CATARINA
Sabe quando você está assim sei lá? Então, eu estou
assim. Parece-me que as coisas não estão fluindo. A minha impressão é que tudo o
que eu faço não está bom para a Catarina. Sequer estou conseguindo escrever. Não
durmo o famoso sono dos justos. Até durmo, mas acordo cansado e com sono. Não
tenho disposição para nada, nem para o sexo. Eu era um leitor contumaz, não sou
mais. Só sei trabalhar. Não estou desempenhando a minha função com diligência. Tornei-me
um desidioso. A minha vontade era me tornar um vagabundo, sem rumo determinado,
que perambula por aí.
Catarina esqueceu-se de mim, não me procura, não me
deseja, não sente mais excitação. Claro que ela não liga mais pra mim, perdi o
apetite sexual, não tenho mais ereções como tinha antigamente. Estou doente. Minha
diabete está mal controlada. A falta de controle acarretou na impotência
sexual. Eu até controlo o açúcar, não sou de comer doces, mas como muita massa
e tomo bastante cerveja. Na verdade, bebo para esquecer. Bebo para esquecer o
desdém de Catarina.
Catarina era a mulher dos meus sonhos. Branquinha,
cabelos pretos, seios médios, cintura arredondada, rosto angelical. Conheci-a
na escola. Eu estava no segundo e ela estava no primeiro ano do ensino médio. Encontrávamo-nos
no intervalo juntos aos pés de amora sob a sombra de uma mangueira. Eu subia ao
terceiro céu quando Catarina me beijava. Éramos um casal de jovens apaixonados.
Quanta lembrança boa! Aproveito para me lembrar dos bons tempos enquanto tenho
memória, pois fui diagnosticado com começo de Alzheimer.
Catarina e eu cursamos Direito.
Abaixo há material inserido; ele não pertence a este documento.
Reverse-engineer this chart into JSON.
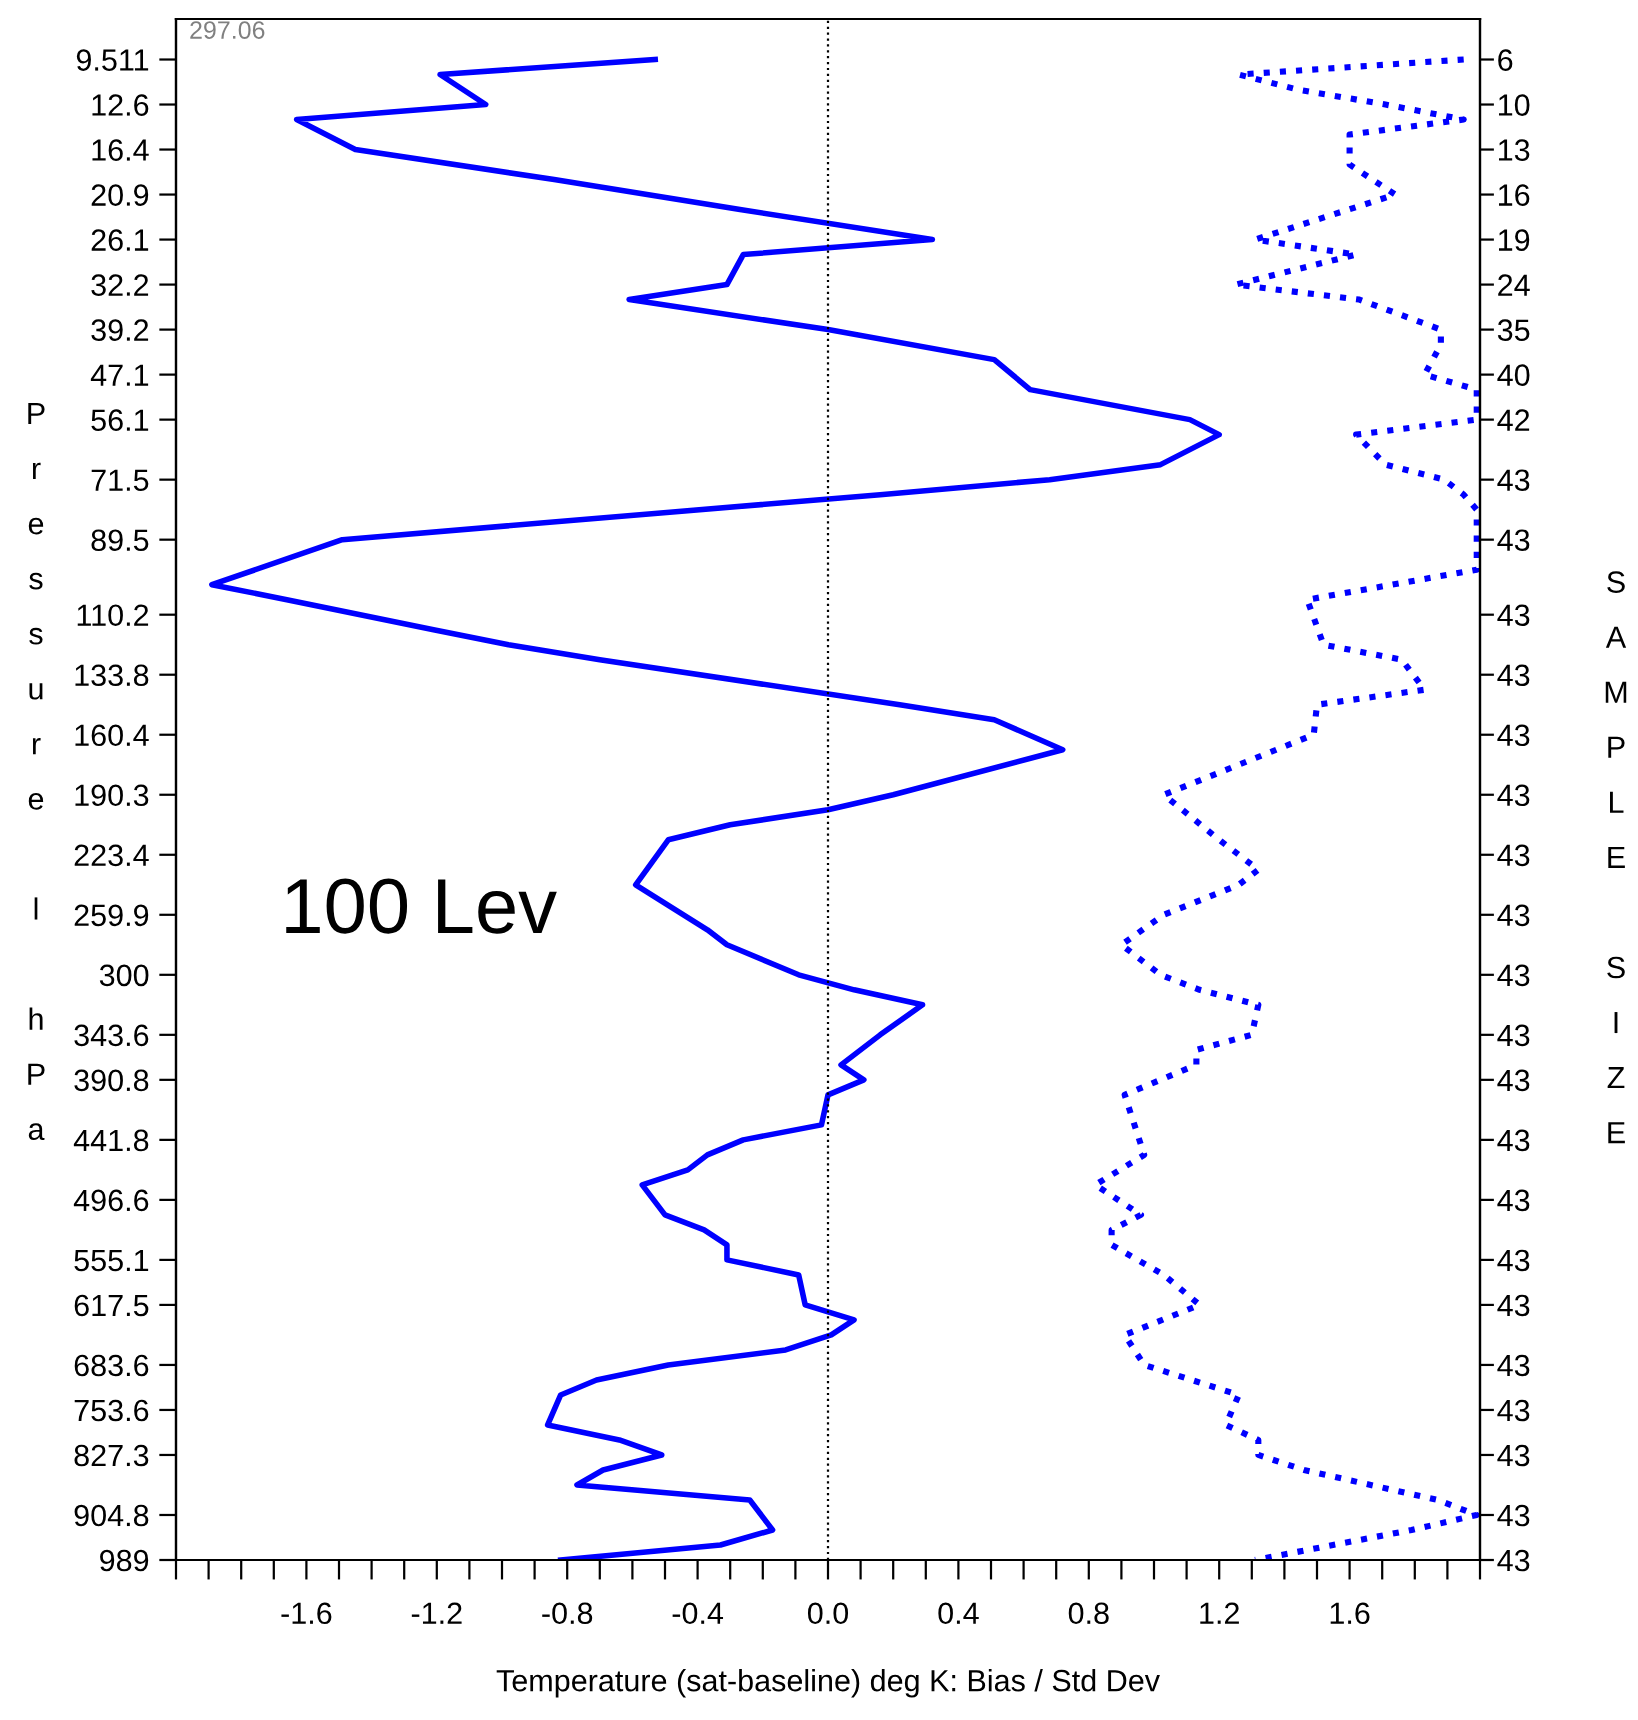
{
  "chart_data": {
    "type": "line",
    "orientation": "horizontal",
    "xlabel": "Temperature (sat-baseline) deg K: Bias / Std Dev",
    "ylabel": "Pressure l hPa",
    "y2label": "SAMPLE SIZE",
    "annotations": [
      "297.06",
      "100 Lev"
    ],
    "categories": [
      "9.511",
      null,
      null,
      "12.6",
      null,
      null,
      "16.4",
      null,
      null,
      "20.9",
      null,
      null,
      "26.1",
      null,
      null,
      "32.2",
      null,
      null,
      "39.2",
      null,
      null,
      "47.1",
      null,
      null,
      "56.1",
      null,
      null,
      null,
      "71.5",
      null,
      null,
      null,
      "89.5",
      null,
      null,
      null,
      null,
      "110.2",
      null,
      null,
      null,
      "133.8",
      null,
      null,
      null,
      "160.4",
      null,
      null,
      null,
      "190.3",
      null,
      null,
      null,
      "223.4",
      null,
      null,
      null,
      "259.9",
      null,
      null,
      null,
      "300",
      null,
      null,
      null,
      "343.6",
      null,
      null,
      "390.8",
      null,
      null,
      null,
      "441.8",
      null,
      null,
      null,
      "496.6",
      null,
      null,
      null,
      "555.1",
      null,
      null,
      "617.5",
      null,
      null,
      null,
      "683.6",
      null,
      null,
      "753.6",
      null,
      null,
      "827.3",
      null,
      null,
      null,
      "904.8",
      null,
      null,
      "989"
    ],
    "y2_categories": [
      "6",
      null,
      null,
      "10",
      null,
      null,
      "13",
      null,
      null,
      "16",
      null,
      null,
      "19",
      null,
      null,
      "24",
      null,
      null,
      "35",
      null,
      null,
      "40",
      null,
      null,
      "42",
      null,
      null,
      null,
      "43",
      null,
      null,
      null,
      "43",
      null,
      null,
      null,
      null,
      "43",
      null,
      null,
      null,
      "43",
      null,
      null,
      null,
      "43",
      null,
      null,
      null,
      "43",
      null,
      null,
      null,
      "43",
      null,
      null,
      null,
      "43",
      null,
      null,
      null,
      "43",
      null,
      null,
      null,
      "43",
      null,
      null,
      "43",
      null,
      null,
      null,
      "43",
      null,
      null,
      null,
      "43",
      null,
      null,
      null,
      "43",
      null,
      null,
      "43",
      null,
      null,
      null,
      "43",
      null,
      null,
      "43",
      null,
      null,
      "43",
      null,
      null,
      null,
      "43",
      null,
      null,
      "43"
    ],
    "xlim": [
      -2.0,
      2.0
    ],
    "xticks": [
      {
        "value": -2.0,
        "label": null
      },
      {
        "value": -1.9,
        "label": null
      },
      {
        "value": -1.8,
        "label": null
      },
      {
        "value": -1.7,
        "label": null
      },
      -1.6,
      {
        "value": -1.5,
        "label": null
      },
      {
        "value": -1.4,
        "label": null
      },
      {
        "value": -1.3,
        "label": null
      },
      -1.2,
      {
        "value": -1.1,
        "label": null
      },
      {
        "value": -1.0,
        "label": null
      },
      {
        "value": -0.9,
        "label": null
      },
      -0.8,
      {
        "value": -0.7,
        "label": null
      },
      {
        "value": -0.6,
        "label": null
      },
      {
        "value": -0.5,
        "label": null
      },
      -0.4,
      {
        "value": -0.3,
        "label": null
      },
      {
        "value": -0.2,
        "label": null
      },
      {
        "value": -0.1,
        "label": null
      },
      {
        "value": 0,
        "label": "0.0"
      },
      {
        "value": 0.1,
        "label": null
      },
      {
        "value": 0.2,
        "label": null
      },
      {
        "value": 0.3,
        "label": null
      },
      0.4,
      {
        "value": 0.5,
        "label": null
      },
      {
        "value": 0.6,
        "label": null
      },
      {
        "value": 0.7,
        "label": null
      },
      0.8,
      {
        "value": 0.9,
        "label": null
      },
      {
        "value": 1.0,
        "label": null
      },
      {
        "value": 1.1,
        "label": null
      },
      1.2,
      {
        "value": 1.3,
        "label": null
      },
      {
        "value": 1.4,
        "label": null
      },
      {
        "value": 1.5,
        "label": null
      },
      1.6,
      {
        "value": 1.7,
        "label": null
      },
      {
        "value": 1.8,
        "label": null
      },
      {
        "value": 1.9,
        "label": null
      },
      {
        "value": 2.0,
        "label": null
      }
    ],
    "ref_lines": [
      {
        "axis": "x",
        "value": 0,
        "color": "#000000",
        "line_style": "dotted"
      }
    ],
    "grid": false,
    "legend": false,
    "marker": "none",
    "series": [
      {
        "color": "#0000ff",
        "line_style": "solid",
        "values": [
          -0.53,
          -1.19,
          null,
          -1.05,
          -1.63,
          null,
          -1.45,
          null,
          -0.84,
          null,
          -0.27,
          null,
          0.32,
          -0.26,
          null,
          -0.31,
          -0.61,
          null,
          0.0,
          null,
          0.51,
          null,
          0.62,
          null,
          1.11,
          1.2,
          null,
          1.02,
          0.68,
          0.16,
          null,
          null,
          -1.49,
          null,
          null,
          -1.89,
          -1.66,
          null,
          -1.21,
          -0.98,
          -0.7,
          null,
          null,
          0.22,
          0.51,
          null,
          0.72,
          null,
          null,
          0.2,
          0.0,
          -0.3,
          -0.49,
          null,
          null,
          -0.59,
          null,
          null,
          -0.37,
          -0.31,
          null,
          -0.09,
          0.08,
          0.29,
          null,
          0.16,
          null,
          0.04,
          0.11,
          0.0,
          null,
          -0.02,
          -0.26,
          -0.37,
          -0.43,
          -0.57,
          null,
          -0.5,
          -0.38,
          -0.31,
          -0.31,
          -0.09,
          null,
          -0.07,
          0.08,
          0.01,
          -0.13,
          -0.49,
          -0.71,
          -0.82,
          null,
          -0.86,
          -0.64,
          -0.51,
          -0.69,
          -0.77,
          -0.24,
          null,
          -0.17,
          -0.33,
          -0.82
        ]
      },
      {
        "color": "#0000ff",
        "line_style": "dotted",
        "values": [
          1.95,
          1.26,
          1.44,
          1.71,
          1.95,
          1.6,
          null,
          1.6,
          null,
          1.74,
          null,
          null,
          1.31,
          1.62,
          null,
          1.25,
          1.63,
          null,
          1.88,
          1.88,
          null,
          1.83,
          1.99,
          null,
          1.99,
          1.62,
          null,
          1.71,
          1.89,
          1.95,
          1.99,
          null,
          null,
          null,
          1.99,
          null,
          1.47,
          null,
          null,
          1.52,
          1.76,
          null,
          1.83,
          1.5,
          null,
          1.49,
          null,
          null,
          null,
          1.03,
          null,
          null,
          1.2,
          null,
          1.32,
          1.26,
          null,
          1.03,
          null,
          0.9,
          null,
          1.02,
          1.14,
          1.32,
          null,
          1.3,
          1.13,
          1.13,
          null,
          0.91,
          null,
          null,
          null,
          0.97,
          null,
          0.82,
          null,
          0.96,
          0.87,
          0.87,
          null,
          1.03,
          null,
          1.14,
          null,
          0.91,
          null,
          0.97,
          null,
          1.26,
          null,
          1.22,
          1.32,
          1.32,
          1.46,
          null,
          1.87,
          1.99,
          1.79,
          null,
          1.31
        ]
      }
    ]
  }
}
Esperei um ano para
que pudéssemos ingressar juntos na faculdade. Os cinco anos voaram! Começamos a
advogar em 1981. Militávamos na área trabalhista. Catarina era perspicaz,
inteligentíssima, dominava o vernáculo. Do início a 1997 construímos um
patrimônio de um bilhão de reais. O nosso escritório era o maior da cidade com cinco
advogados – fora ela e eu -, 15 estagiários, uma secretária e duas senhoras que
nos ajudavam na limpeza.
O nosso declínio começou em 1998 quando Catarina
descobriu que eu a traía com uma colega advogada. Minha mulher não quis o
divórcio, uma vez que havíamos casados sob o regime de comunhão universal de
bens. Mantivemos o patrimônio sólido, porém fui afastado das atividades do
escritório. Tornei-me um preso em minha própria casa, prisão domiciliar. Tentei
me reaproximar da minha esposa, no entanto, ela não quis saber de mim.
Contento-me com o que restou. Aceito as migalhas que
a Catarina me entrega. Não a culpo. A culpa foi minha, totalmente minha. Fui eu
que troquei uma vida inteira por momentos de mero prazer sexual. Catarina por
causa da correria do dia-a-dia não quis ter filhos, ainda bem! Não gostaria que
a minha prole visse o que fiz. Tenho vergonha de mim. Na verdade, tenho nojo,
asco. Vou morrer daqui a pouco, espero! A doença de Alzheimer vai se agravar
cada vez mais e, finalmente, o peso da vida de Catarina terá um fim.